Ah, desculpe Luis, não pude mandar a carta com papel reciclado pois não existe por aqui, mas não conte até eu vendê o sitio.

** É engenheiro florestal, especialista em direito socioambiental e empresário, diretor de Parques Nacionais e Reservas do IBDF/IBAMA 88/89, deputado desde 1989, detentor do 1º Prêmio Nacional de Ecologia.*

3 Comentários leave one →
  1. 05/01/2010 13:03

    A carta-sátira mostra claramente o drama que vivem os menos protegidos, os que menos alcance têm de apoio jurídico. Na cidade não é possível multar quem suja o rio porque são muitos os moradores há menos de 20m da margem, enquanto que cada proprietário rural é um só, e é fácil multá-lo para que sirva de exemplo aos demais. Quais demais?
    Enquanto os que escondem dinheiro público nas cuecas, nas maletas, nas meias, não são punidos porque conseguem amparo jurídico, para provar que são inocentes, pune-se os que, por necessidade (nem sempre) desviam algum quilo de alimento. É mais fácil bater num “indigente” do que num “lutador de boxe”.
    Esta carta estamos disponibilizando, com os devidos créditos ao autor, em nossa página http://www.borkenhagen.net no quadro Reflexões. O Brasil precisa conhecê-la!
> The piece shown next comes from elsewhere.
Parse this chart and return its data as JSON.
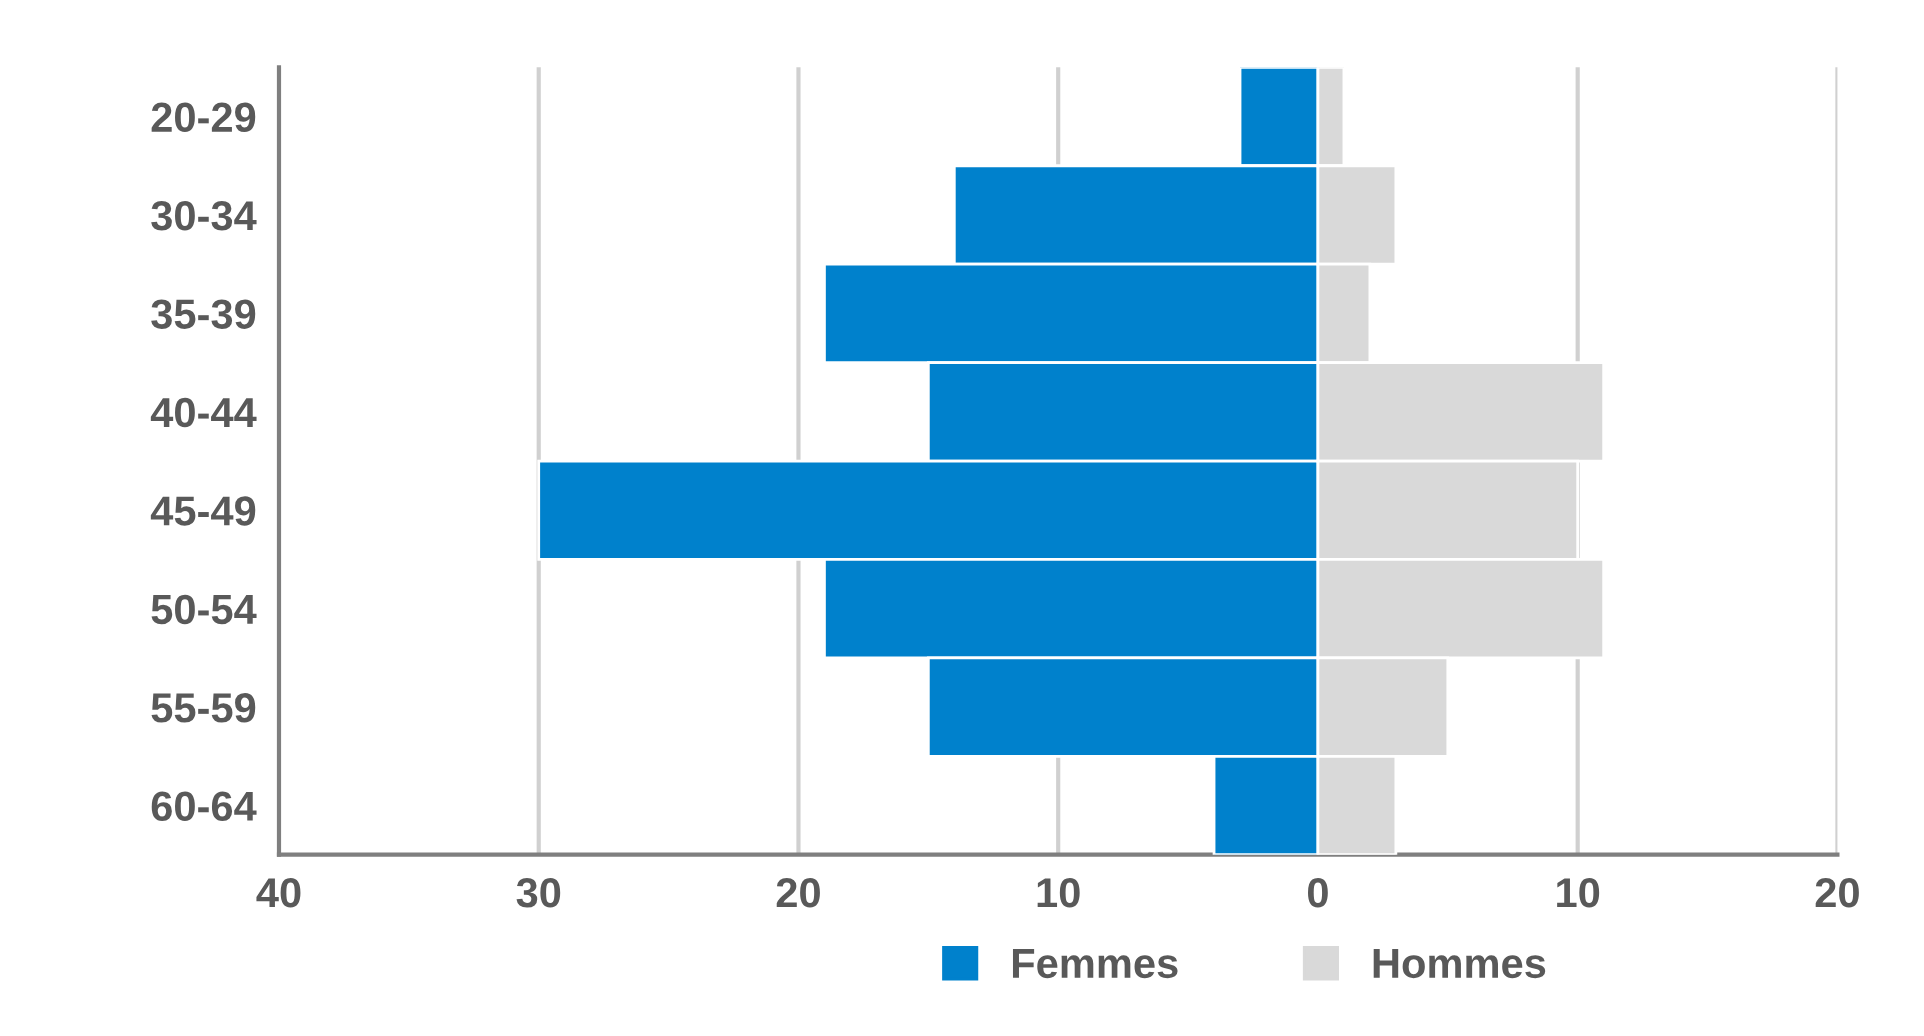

  2. Serafim Marciel M. D. Alves permalink
    22/01/2010 6:50

    Como passei a maior parte dos meus dias na roça e até hoje trabalho com o meio rural, gostei muito do conteúdo da carta, pois é primeira vez que vejo alguém que parece conhecer da realidade fora dos gabinetes onde infelizmente a maioria dos “protetores da natureza” fazem as leis ( leis que eles não cumprem). Parabéns ao autor da carta.
    Ninguém que trabalha no campo é a favor de destruír a natureza e muitas as vezes quando o fazem é por falta de informação (informação essas que as autoridades deveriam se empenhar mais em faze-las circular no meio rural e mostrar alternativas viaveis e práticas realmente sustentáveis).

  3. Daniel Habib permalink
    22/01/2010 12:34

    Gostaria de mudar de idéia com relação a tudo isso, mas não vejo como.

    Não nasci agricultor, mas é um sonho antigo. Trabalho com agricultores como esse que foi citado pelo Dr. Pizzato, presto assessoria, projetos e planejamento em tecnologias de base ecológica, mas é difícil.

    É difícil porque eles não têm dinheiro que pague as minhas (digo nossas) custas na cidade.

    Eles reconhecem imediatamente a necessidade e a urgência de deixar de passar veneno na comida, de parar de jogar bosta na água que outros tomam rio abaixo, de evitar o máximo que podem em tirar todas as árvores nativas no que sobra de mato para plantar mais 1/2 hectare de milho e pagar o pronaf.
    Também é difícil porque o Banco (já sabemos qual banco) não libera dinheiro para assessoria ou para consultoria ambiental para cumprirem a lei. Libera apenas para a descumprirem. O dinheiro do banco é para comprarem sementes patenteadas por conglomerados transnacionais, para comprarem máquinas e equipamentos caros, quase sempre superdimensionados e desnecessários, para comprarem o veneno que comemos todos os dias na nossa comida urbana, para comprarem os nitritos e nitratos que geram em nós, o povo que tem geladeira em casa, os cistos e nódulos em úteros, ovários, testículos, mamas, gargantas, tão comuns a partir desses fins de século XX, que se chamam adubos químicos.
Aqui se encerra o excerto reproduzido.